Being inactive can weaken your immune system indirectly, too. A sedentary lifestyle can interfere with sleep quality at night and can lead to obesity and other problems that increase your risk of illness.
Being overweight: Carrying extra weight increases your risk of developing diseases such as diabetes, cancer, and heart disease. Part of the reason may lie in how excess fat cells in your body affect your immune system.
A high number of fat cells trigger the release of pro-inflammatory chemicals in the body, leading to chronic inflammation. When the inflammation is ongoing, healthy tissues get damaged.
Animal studies also show that being overweight or obese can impair the immune system. For example, studies have shown that obese and overweight mice make fewer antibodies after receiving common vaccinations. Antibodies are a measured immune response to vaccination.
Eating foods high in sugar and fat: Studies suggest consuming too much sugar suppresses immune system cells responsible for attacking bacteria. Even consuming just 75 to 100 grams of a sugar solution (about the same as in two 330ml cans of fizzy drink) reduces the ability of white blood cells to overpower and destroy bacteria. This effect is seen for at least a few hours after consuming a sugary drink. A diet high in saturated fat has a similar effect.

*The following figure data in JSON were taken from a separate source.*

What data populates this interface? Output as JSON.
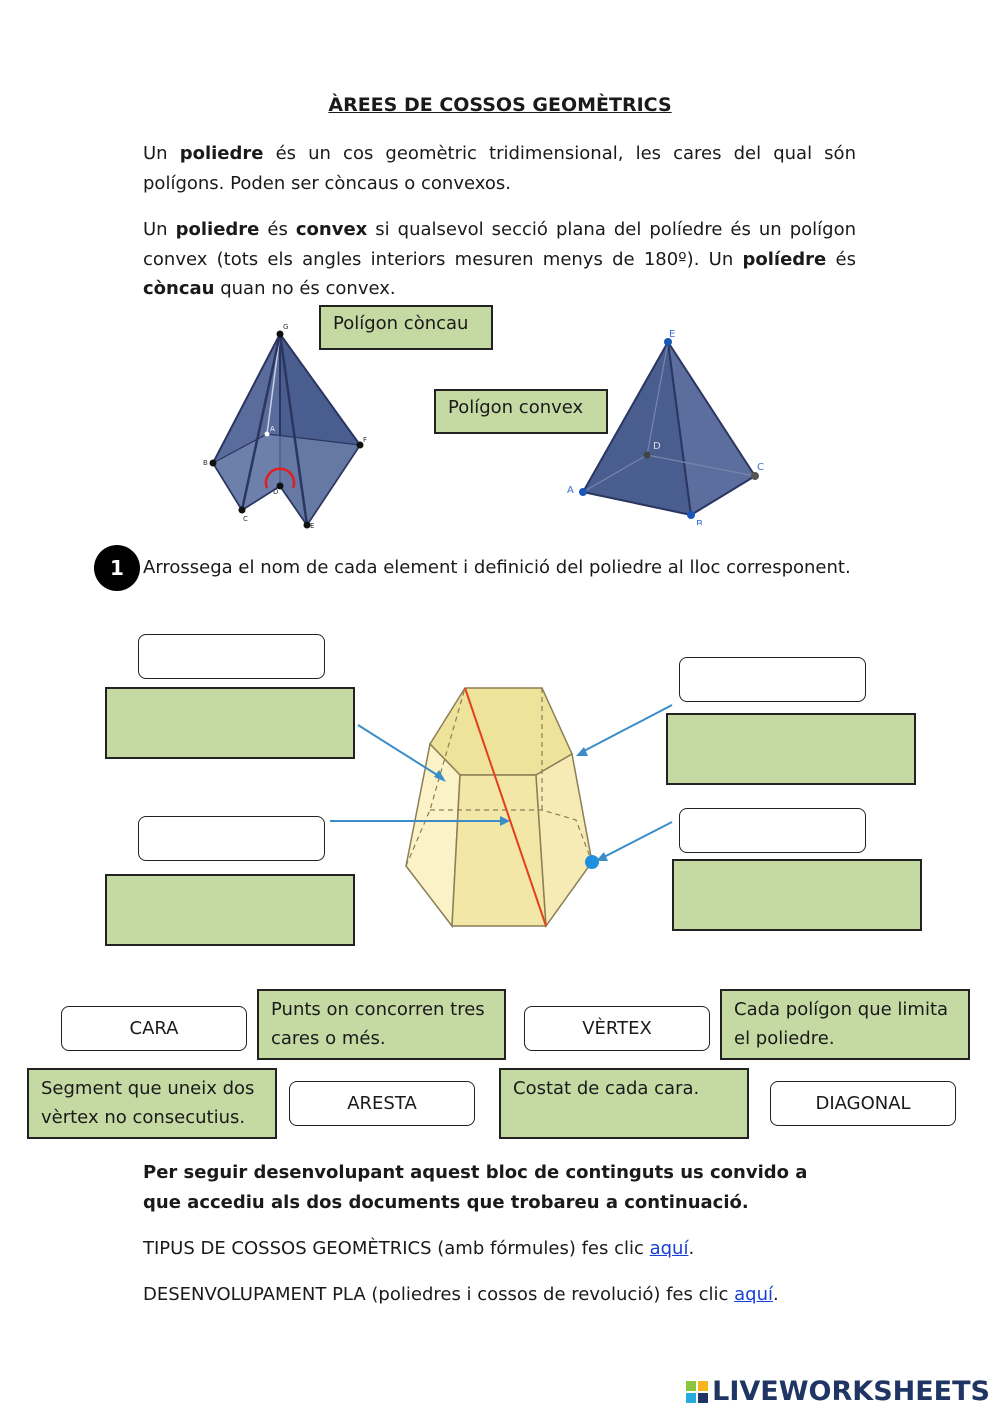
{
  "title": "ÀREES DE COSSOS GEOMÈTRICS",
  "intro": {
    "p1": {
      "t1": "Un ",
      "b1": "poliedre",
      "t2": " és un cos geomètric tridimensional, les cares del qual són polígons. Poden ser còncaus o convexos."
    },
    "p2": {
      "t1": "Un ",
      "b1": "poliedre",
      "t2": " és ",
      "b2": "convex",
      "t3": " si qualsevol secció plana del políedre és un polígon convex (tots els angles interiors mesuren menys de 180º). Un ",
      "b3": "políedre",
      "t4": " és ",
      "b4": "còncau",
      "t5": " quan no és convex."
    }
  },
  "figures": {
    "concave_label": "Polígon còncau",
    "convex_label": "Polígon convex",
    "concave_vertices": [
      "G",
      "A",
      "F",
      "B",
      "D",
      "C",
      "E"
    ],
    "convex_vertices": [
      "E",
      "D",
      "C",
      "A",
      "B"
    ]
  },
  "exercise": {
    "number": "1",
    "instruction": "Arrossega el nom de cada element i definició del poliedre al lloc corresponent."
  },
  "word_chips": {
    "cara": "CARA",
    "vertex": "VÈRTEX",
    "aresta": "ARESTA",
    "diagonal": "DIAGONAL"
  },
  "definition_chips": {
    "vertex_def": "Punts on concorren tres cares o més.",
    "cara_def": "Cada polígon que limita el poliedre.",
    "diagonal_def": "Segment que uneix dos vèrtex no consecutius.",
    "aresta_def": "Costat de cada cara."
  },
  "closing": {
    "bold_text": "Per seguir desenvolupant aquest bloc de continguts us convido a que accediu als dos documents que trobareu a continuació.",
    "line1_text": "TIPUS DE COSSOS GEOMÈTRICS (amb fórmules) fes clic ",
    "line1_link": "aquí",
    "line1_end": ".",
    "line2_text": "DESENVOLUPAMENT PLA (poliedres i cossos de revolució) fes clic ",
    "line2_link": "aquí",
    "line2_end": "."
  },
  "footer": {
    "brand": "LIVEWORKSHEETS",
    "icon": "liveworksheets-logo-icon"
  },
  "colors": {
    "green": "#c5d9a3",
    "polyhedron_fill": "#4a5d8f",
    "prism_fill": "#f3e7a7",
    "arrow": "#3b8dc8",
    "diagonal": "#e2401c",
    "link": "#1a3fd6"
  }
}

Experiencing constant stress: Everyone has some stress in their lives. Short-term stress may actually boost the immune system - the body produces more cortisol to make “fight or flight” possible. However, studies show chronic stress has the opposite effect. It makes you more vulnerable to illness, from colds to serious diseases. Chronic stress exposes your body to a steady cascade of the stress hormones cortisol and adrenaline, which suppress the immune system.
Being socially isolated: Having strong relationships and a good social network is important for your physical health as well as your mental health - and specifically your immune system. Several studies support the idea that people who feel connected to friends - whether it’s a few close friends or a large group - have stronger immunity than those who feel alone. In one study, first-year students who were lonely had a weaker immune response to a flu jab than those who felt connected to others. Another study found that isolation changed the immune system on a cellular level: Being lonely affected the way some genes that controlled the immune system were expressed.